Lorsqu’il sembla vouloir bouger, Delia quitta la pièce, sachant qu’elle n’y reviendrait pas. Elle bouscula le groupe de passagers attroupés devant l’ascenseur et s’engouffra dans les escaliers qui menaient vers le pont B. Elle s’engagea sur la promenade, fut bloquée par la délimitation avec celle de première classe, fit demi-tour et s’engouffra dans le fumoir. S’apercevant que l’endroit n’était pas la meilleure cachette, elle redescendit pont C, puis pont D, traversa restaurant, galerie, office, prit un escalier en spirale et descendit encore. Cabines exiguës, salle des machines. Plus bas. Insubmersible voulait-il dire insondable ? Y avait-il un seul endroit sur ce navire qui garderait pour elle une part de secret ? Un endroit qui lui laisserait un souffle jusqu’aux côtes américaines ? Si lointaines… Coursives, mess, pièces de stockage,… elle longea, traversa, chercha. Retourner à sa cabine ? Il devait connaître son nom… Au fond, tout au fond, peut-être…
Elle atteignit les chaudières, les réserves à charbon, ces hommes noirs, irréels, effrayants. Regards étonnés, amusés, dérangeants. Ricanements. Chaleur épouvantable. Non, elle ne pouvait pas rester là, quelle stupidité !
Faisant le chemin inverse, elle tenta de retourner sur ses pas, mais tout finit par se ressembler, les coursives, les pièces, les gens. Marasme, confusion, elle ne savait plus où elle en était, si ce n’est qu’elle courait, laissant ses pieds prendre le dessus, les larmes de frustration aussi. Pourquoi cet échec de plus ? Elle avait mal aux jambes, ignorait depuis combien de temps elle courait, son souffle ne lui appartenait plus, cherchant cet air qui n’était pas davantage le sien.
On la bouscula, une main se referma sur la sienne.
- Delia ?
Elle le fixa.
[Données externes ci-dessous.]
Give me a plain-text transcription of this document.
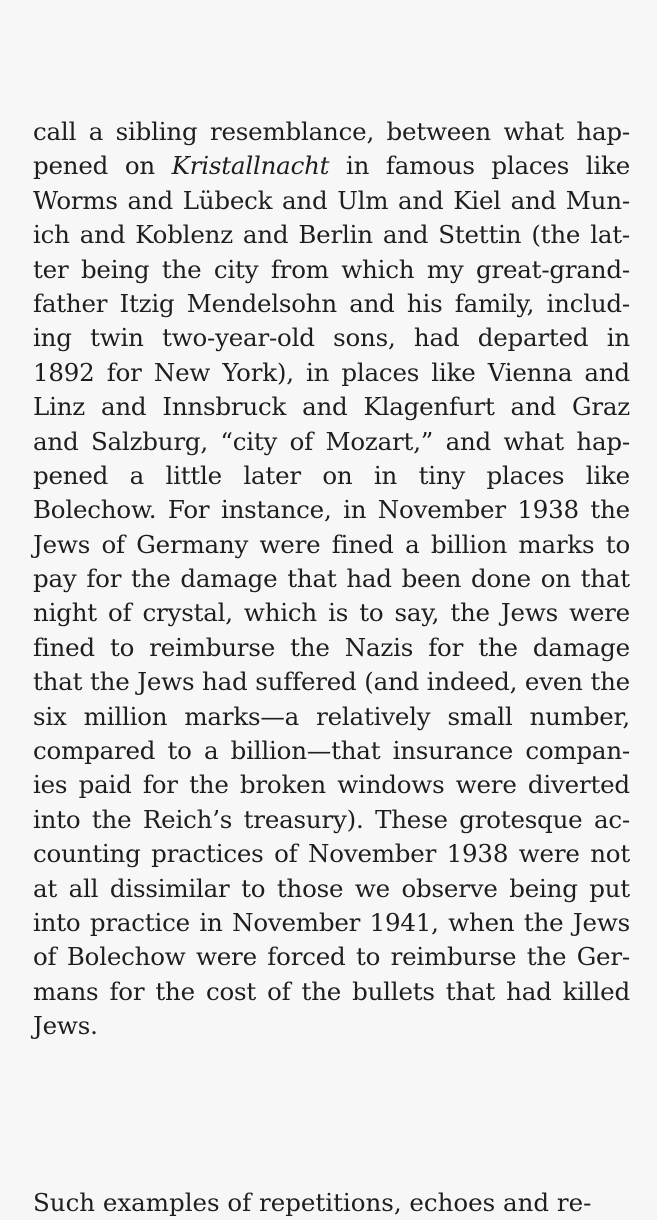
call a sibling resemblance, between what hap-
pened on Kristallnacht in famous places like
Worms and Lübeck and Ulm and Kiel and Mun-
ich and Koblenz and Berlin and Stettin (the lat-
ter being the city from which my great-grand-
father Itzig Mendelsohn and his family, includ-
ing twin two-year-old sons, had departed in
1892 for New York), in places like Vienna and
Linz and Innsbruck and Klagenfurt and Graz
and Salzburg, “city of Mozart,” and what hap-
pened a little later on in tiny places like
Bolechow. For instance, in November 1938 the
Jews of Germany were fined a billion marks to
pay for the damage that had been done on that
night of crystal, which is to say, the Jews were
fined to reimburse the Nazis for the damage
that the Jews had suffered (and indeed, even the
six million marks—a relatively small number,
compared to a billion—that insurance compan-
ies paid for the broken windows were diverted
into the Reich’s treasury). These grotesque ac-
counting practices of November 1938 were not
at all dissimilar to those we observe being put
into practice in November 1941, when the Jews
of Bolechow were forced to reimburse the Ger-
mans for the cost of the bullets that had killed
Jews.
Such examples of repetitions, echoes and re-
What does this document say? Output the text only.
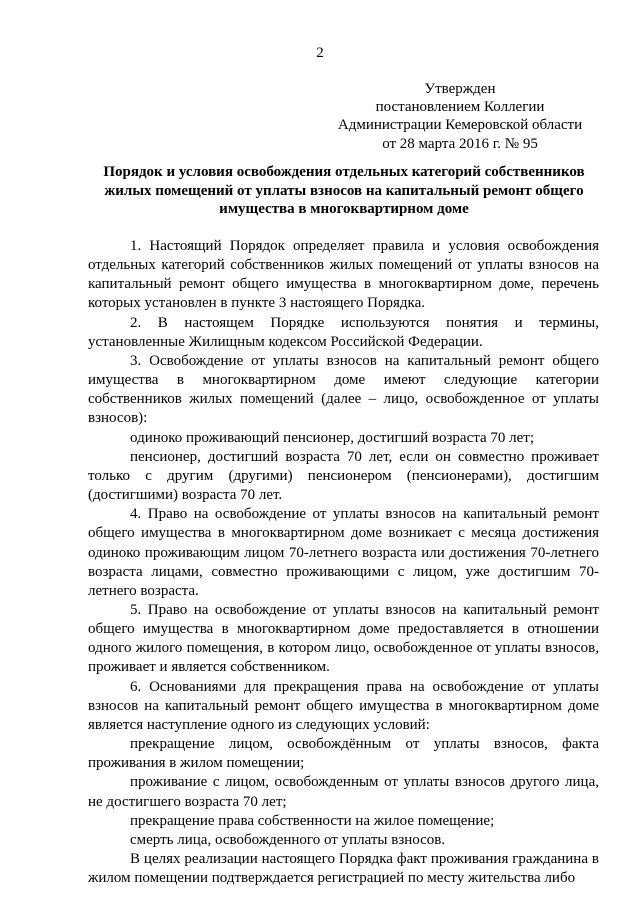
2
Утвержден
постановлением Коллегии
Администрации Кемеровской области
от 28 марта 2016 г. № 95
Порядок и условия освобождения отдельных категорий собственников
жилых помещений от уплаты взносов на капитальный ремонт общего
имущества в многоквартирном доме

1. Настоящий Порядок определяет правила и условия освобождения отдельных категорий собственников жилых помещений от уплаты взносов на капитальный ремонт общего имущества в многоквартирном доме, перечень которых установлен в пункте 3 настоящего Порядка.

2. В настоящем Порядке используются понятия и термины, установленные Жилищным кодексом Российской Федерации.

3. Освобождение от уплаты взносов на капитальный ремонт общего имущества в многоквартирном доме имеют следующие категории собственников жилых помещений (далее – лицо, освобожденное от уплаты взносов):

одиноко проживающий пенсионер, достигший возраста 70 лет;

пенсионер, достигший возраста 70 лет, если он совместно проживает только с другим (другими) пенсионером (пенсионерами), достигшим (достигшими) возраста 70 лет.

4. Право на освобождение от уплаты взносов на капитальный ремонт общего имущества в многоквартирном доме возникает с месяца достижения одиноко проживающим лицом 70-летнего возраста или достижения 70-летнего возраста лицами, совместно проживающими с лицом, уже достигшим 70-летнего возраста.

5. Право на освобождение от уплаты взносов на капитальный ремонт общего имущества в многоквартирном доме предоставляется в отношении одного жилого помещения, в котором лицо, освобожденное от уплаты взносов, проживает и является собственником.

6. Основаниями для прекращения права на освобождение от уплаты взносов на капитальный ремонт общего имущества в многоквартирном доме является наступление одного из следующих условий:

прекращение лицом, освобождённым от уплаты взносов, факта проживания в жилом помещении;

проживание с лицом, освобожденным от уплаты взносов другого лица, не достигшего возраста 70 лет;

прекращение права собственности на жилое помещение;

смерть лица, освобожденного от уплаты взносов.

В целях реализации настоящего Порядка факт проживания гражданина в жилом помещении подтверждается регистрацией по месту жительства либо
Elle n’imaginait pas une voix si douce.
- Poser une question dont on connaît la réponse est un signe de prétention…
Elle n’en était pas vraiment persuadée mais tant pis. Elle fit un mouvement de recul. Inutile, il la tenait.
- N’ayez pas peur… J’ai cru que je vous avais définitivement perdue quand vous avez filé ce matin. Je sais que votre oncle vous maltraitait, vous n’avez donc rien à craindre de moi. J’étais là de la part de votre père…
-Vous vous moquez, je suppose ?
-Je n’en ai pas le besoin…
-Je n’ai pas de père…
-Pourtant, je suis envoyé par un certain Henry McDermott, de Boston, USA. Je m’appelle Clarence Gibsen. Je suis avoué. Votre père a été gravement blessé lors d’une rixe sur son lieu de travail et son état était critique à mon départ. Mais son employeur lui a versé une confortable somme compensatoire ainsi qu’une promesse de pension pour sa famille. Ses économies lui ont permis de payer mes services afin de vous retrouver et de vous transmettre qu’il désirait que vous le rejoigniez aux Etats-Unis. Malheureusement, il n’avait pas la garantie de vous revoir, en raison de son état, et il m’a chargé de vous confier ceci.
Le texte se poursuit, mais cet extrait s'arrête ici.